At 180m/min, the highest plastic belt amplitude range recorded was ~300µm, while the steel belt – at the same speed – ranged from ~90µm down to ~50µm.

At 300m/min, the highest amplitude range recorded for the plastic belt was ~200µm, while the steel belt demonstrated figures ranging from ~60 µm to as low as ~30 µm.

“Digital-inkjet printing is the fastest growing print process” 

In summary, the steel belt was shown to be 3–6 times more stable (less vibration) than the plastic belt, depending on speed and tension. For the steel belt, it is evident that higher tension meant lower vibrations. But for most printing applications, tensioning of 4,600–5,500 N is sufficient.

From the study carried out by Fraunhofer IPT, IPCO could conclude that the vibration of a steel conveyor printing belt was shown to be as much as six times less than that of a plastic conveyor printing belt. Its key features such as stability, flatness, straightness, durability and ease of cleaning, provide high productivity, high precision and high print quality with minimal vibration. 

This superior conveyor-belt stability performance means that the position of the print substrate is assured at all times and press speeds can be maximised without compromising quality.

In terms of steel belts, typical grades used in digital printing are IPCO’s 1,600 SM and 1,650 SM. Both are made of martensitic stainless steel that exhibits excellent mechanical properties, very good wear resistance and repairability. These steel grades can even withstand heat up to 300º and can therefore be used in certain drying steps. The typical thickness range of steel belts for printing, is 0.4–1.2mm, with widths available from 400mm up to three metres. 

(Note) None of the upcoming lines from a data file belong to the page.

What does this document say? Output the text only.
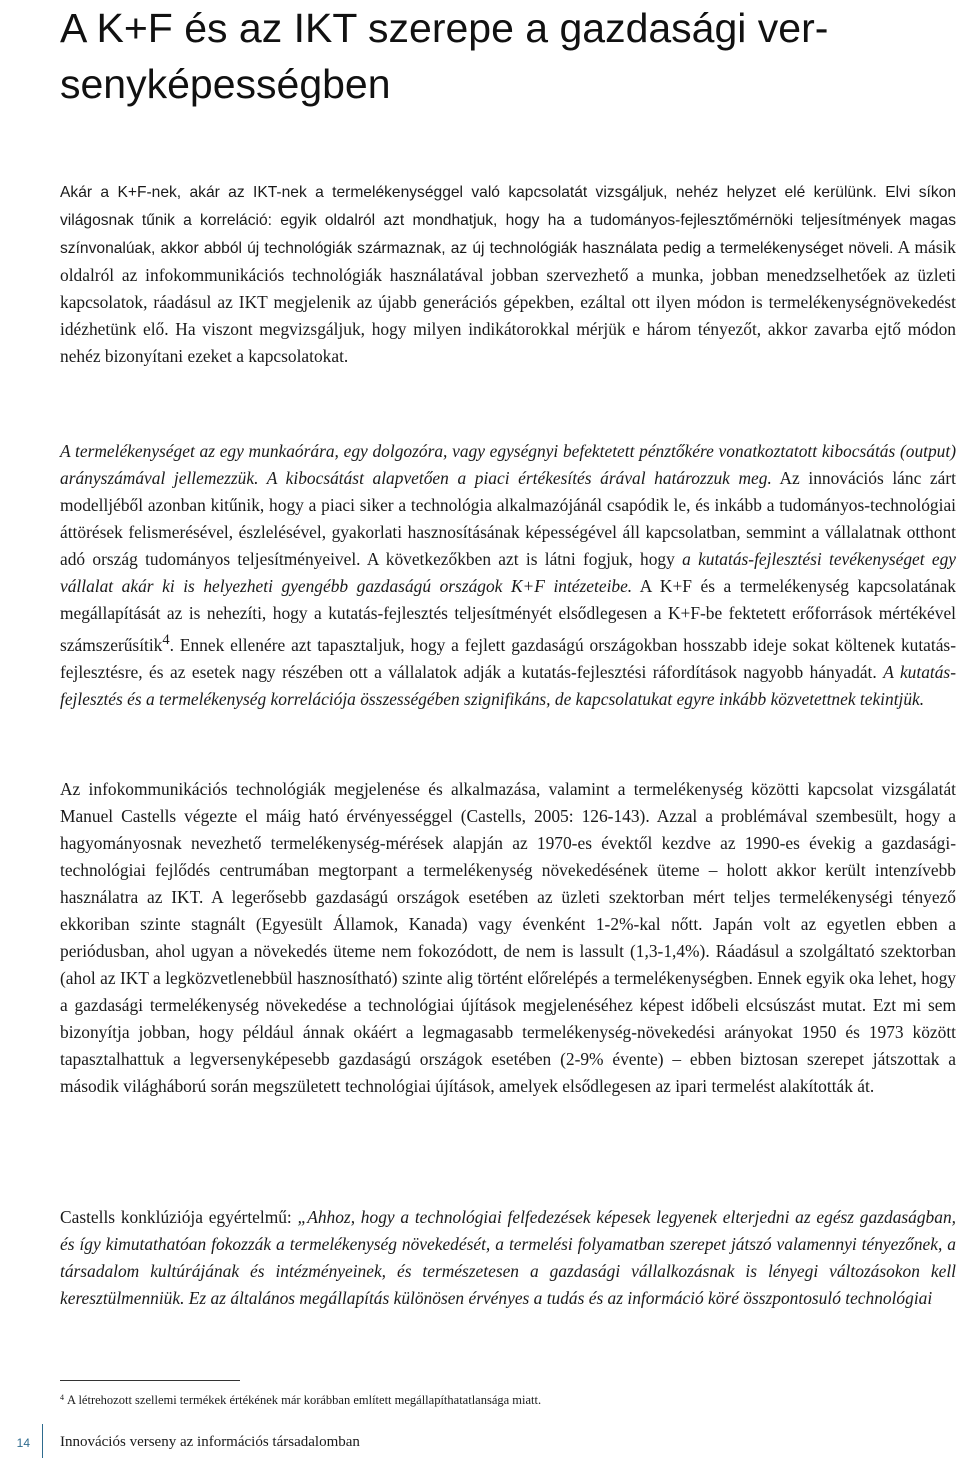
A K+F és az IKT szerepe a gazdasági versenyképességben

Akár a K+F-nek, akár az IKT-nek a termelékenységgel való kapcsolatát vizsgáljuk, nehéz helyzet elé kerülünk. Elvi síkon világosnak tűnik a korreláció: egyik oldalról azt mondhatjuk, hogy ha a tudományos-fejlesztőmérnöki teljesítmények magas színvonalúak, akkor abból új technológiák származnak, az új technológiák használata pedig a termelékenységet növeli. A másik oldalról az infokommunikációs technológiák használatával jobban szervezhető a munka, jobban menedzselhetőek az üzleti kapcsolatok, ráadásul az IKT megjelenik az újabb generációs gépekben, ezáltal ott ilyen módon is termelékenységnövekedést idézhetünk elő. Ha viszont megvizsgáljuk, hogy milyen indikátorokkal mérjük e három tényezőt, akkor zavarba ejtő módon nehéz bizonyítani ezeket a kapcsolatokat.

A termelékenységet az egy munkaórára, egy dolgozóra, vagy egységnyi befektetett pénztőkére vonatkoztatott kibocsátás (output) arányszámával jellemezzük. A kibocsátást alapvetően a piaci értékesítés árával határozzuk meg. Az innovációs lánc zárt modelljéből azonban kitűnik, hogy a piaci siker a technológia alkalmazójánál csapódik le, és inkább a tudományos-technológiai áttörések felismerésével, észlelésével, gyakorlati hasznosításának képességével áll kapcsolatban, semmint a vállalatnak otthont adó ország tudományos teljesítményeivel. A következőkben azt is látni fogjuk, hogy a kutatás-fejlesztési tevékenységet egy vállalat akár ki is helyezheti gyengébb gazdaságú országok K+F intézeteibe. A K+F és a termelékenység kapcsolatának megállapítását az is nehezíti, hogy a kutatás-fejlesztés teljesítményét elsődlegesen a K+F-be fektetett erőforrások mértékével számszerűsítik$^4$. Ennek ellenére azt tapasztaljuk, hogy a fejlett gazdaságú országokban hosszabb ideje sokat költenek kutatás-fejlesztésre, és az esetek nagy részében ott a vállalatok adják a kutatás-fejlesztési ráfordítások nagyobb hányadát. A kutatás-fejlesztés és a termelékenység korrelációja összességében szignifikáns, de kapcsolatukat egyre inkább közvetettnek tekintjük.

Az infokommunikációs technológiák megjelenése és alkalmazása, valamint a termelékenység közötti kapcsolat vizsgálatát Manuel Castells végezte el máig ható érvényességgel (Castells, 2005: 126-143). Azzal a problémával szembesült, hogy a hagyományosnak nevezhető termelékenység-mérések alapján az 1970-es évektől kezdve az 1990-es évekig a gazdasági-technológiai fejlődés centrumában megtorpant a termelékenység növekedésének üteme – holott akkor került intenzívebb használatra az IKT. A legerősebb gazdaságú országok esetében az üzleti szektorban mért teljes termelékenységi tényező ekkoriban szinte stagnált (Egyesült Államok, Kanada) vagy évenként 1-2%-kal nőtt. Japán volt az egyetlen ebben a periódusban, ahol ugyan a növekedés üteme nem fokozódott, de nem is lassult (1,3-1,4%). Ráadásul a szolgáltató szektorban (ahol az IKT a legközvetlenebbül hasznosítható) szinte alig történt előrelépés a termelékenységben. Ennek egyik oka lehet, hogy a gazdasági termelékenység növekedése a technológiai újítások megjelenéséhez képest időbeli elcsúszást mutat. Ezt mi sem bizonyítja jobban, hogy például ánnak okáért a legmagasabb termelékenység-növekedési arányokat 1950 és 1973 között tapasztalhattuk a legversenyképesebb gazdaságú országok esetében (2-9% évente) – ebben biztosan szerepet játszottak a második világháború során megszületett technológiai újítások, amelyek elsődlegesen az ipari termelést alakították át.

Castells konklúziója egyértelmű: „Ahhoz, hogy a technológiai felfedezések képesek legyenek elterjedni az egész gazdaságban, és így kimutathatóan fokozzák a termelékenység növekedését, a termelési folyamatban szerepet játszó valamennyi tényezőnek, a társadalom kultúrájának és intézményeinek, és természetesen a gazdasági vállalkozásnak is lényegi változásokon kell keresztülmenniük. Ez az általános megállapítás különösen érvényes a tudás és az információ köré összpontosuló technológiai

$^4$ A létrehozott szellemi termékek értékének már korábban említett megállapíthatatlansága miatt.
14 Innovációs verseny az információs társadalomban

Steel belts for printing may either be solid or perforated, depending on the substrate printed. Thicker substrates such as corrugated board, ceramic tiles or board, require a vacuum to keep them fixed and flat during the inkjet-printing process. Perforated belts allow the suction forces from the vacuum table to fix the substrate to the belt. 

Switching over to steel-belt technology is not simply a matter of replacing the plastic belt. The conveying system as a whole has to be designed to cope with the steel belt tensioning requirements. Steel belts also require effective tracking if they are going to run as straight and true as they are flat and stable. 

The IPCO HST system is designed for high speed applications where precision accuracy is required. Offering tracking accuracy to <0.01mm, the HST is suitable for conveyors running at speeds of up to 25m/s (1,500m/min). 

“HPT is suitable for use on presses with belt speeds up to 300m/min”

Electronic controls continuously measure the belt position and automatically adjust for belt-edge variations. This enables instantaneous adjustments to ensure tracking accuracy at high speeds. MQTT compatibility enables communication with end user, process-control systems. A sensor package consisting of two optical sensors manages the collection of the information required to track the belt with precision at high speeds.

The HST complements the IPCO HPT system, specifically developed for the digital-printing industry. Offering belt tracking accurate to +/- 0.1mm, the HPT is suitable for use on presses with belt speeds up to 300m/min. 

IPCO’s Special Engineering team works with customers on a project basis to ensure that the end solution meets the specific design constraints of the system and that performance and production benefits are optimised for a specific process.